50 Millionen Gründe, auf YouTube zu werben?

Wer mich kennt, der weiss: Ich bin Googles Heilsversprechen gegenüber  – gerade was Werbung auf Youtube betrifft – kritisch eingestellt. Vielleicht bald ein bisschen weniger.

Wohlwollend kritisch natürlich. AdWords is „the world’s greatest piano“, meinte Perry Marshall mal. Ich liege mit meiner Einschätzung nahe an dieser Aussage.

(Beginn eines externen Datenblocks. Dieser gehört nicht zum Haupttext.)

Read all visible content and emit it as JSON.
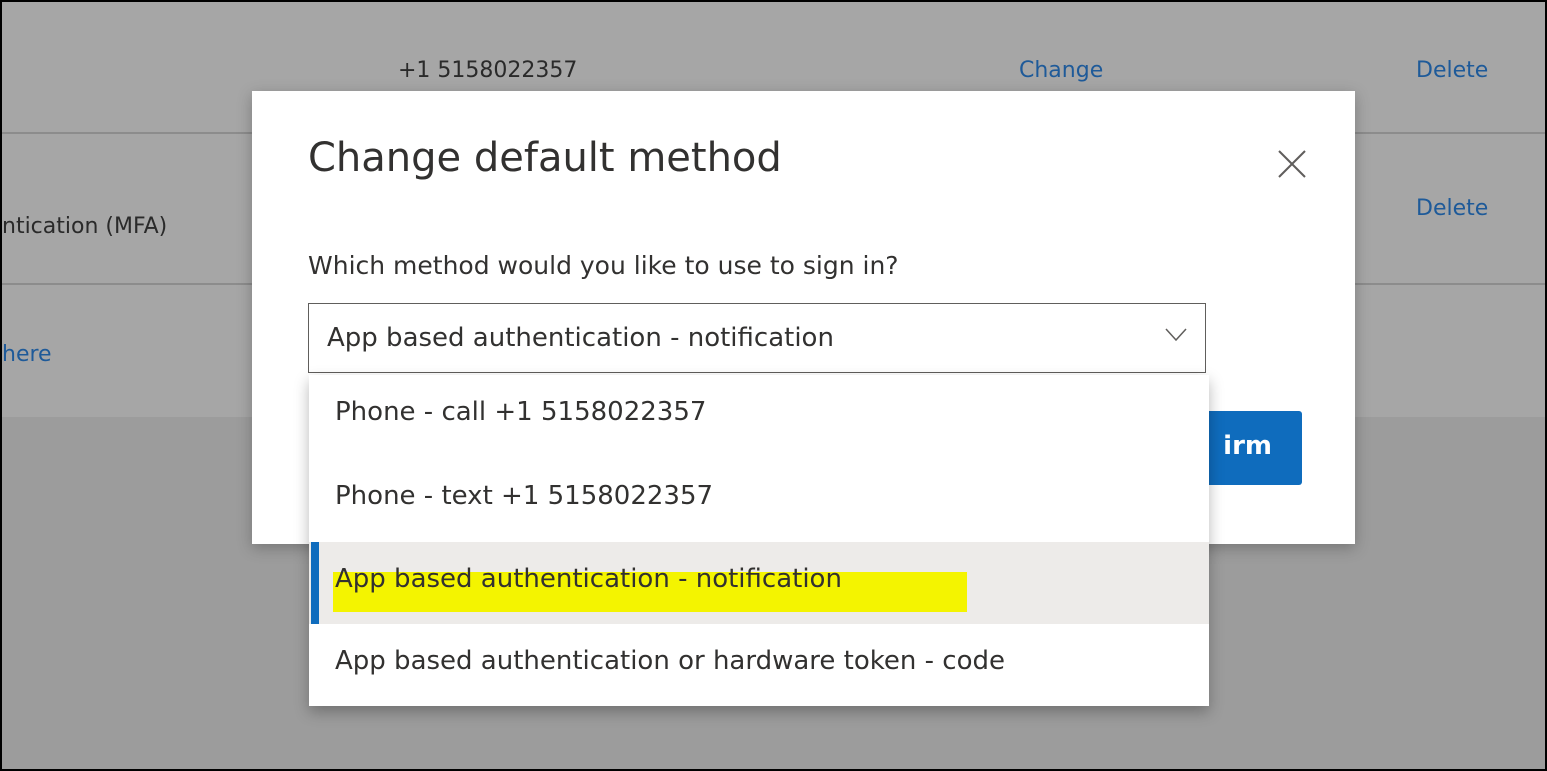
{
  "background": {
    "row1": {
      "phone": "+1 5158022357",
      "change_link": "Change",
      "delete_link": "Delete"
    },
    "row2": {
      "method_partial": "ntication (MFA)",
      "delete_link": "Delete"
    },
    "link_partial": "here"
  },
  "dialog": {
    "title": "Change default method",
    "close_icon": "close-icon",
    "prompt": "Which method would you like to use to sign in?",
    "select": {
      "value": "App based authentication - notification",
      "chevron_icon": "chevron-down-icon"
    },
    "confirm_partial_label": "irm"
  },
  "dropdown": {
    "options": [
      {
        "label": "Phone - call +1 5158022357",
        "selected": false
      },
      {
        "label": "Phone - text +1 5158022357",
        "selected": false
      },
      {
        "label": "App based authentication - notification",
        "selected": true,
        "highlighted": true
      },
      {
        "label": "App based authentication or hardware token - code",
        "selected": false
      }
    ]
  },
  "colors": {
    "accent": "#0f6cbd",
    "highlight": "#f4f400",
    "overlay": "#9c9c9c",
    "selected_bg": "#edebe9"
  }
}
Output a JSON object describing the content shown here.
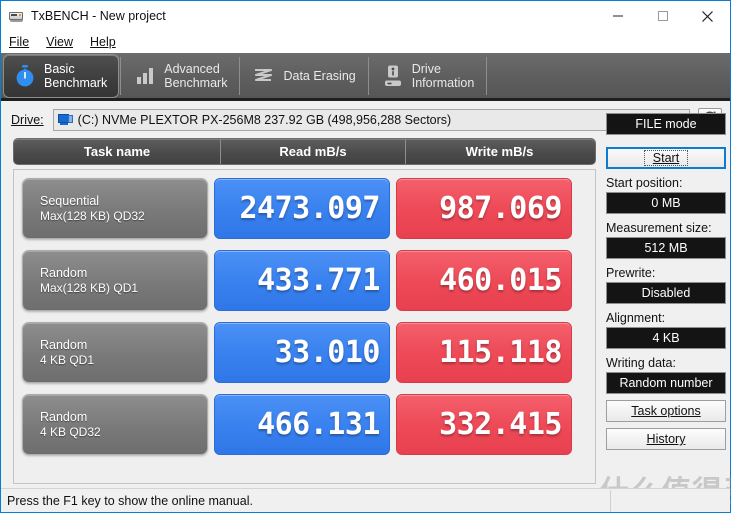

Mein Standpunkt bislang: Wären die Videos auf YouTube hochwertiger/professioneller produziert, wäre das Umfeld für Werbung besser geeignet. Denn: Reichweite ist nicht gleich Sichtbarkeit und Sichtbarkeit ist nicht gleich Wirkung. Der Imagetransfer von Medium auf Marken ist ein zentrales Wirkungselement der Werbung.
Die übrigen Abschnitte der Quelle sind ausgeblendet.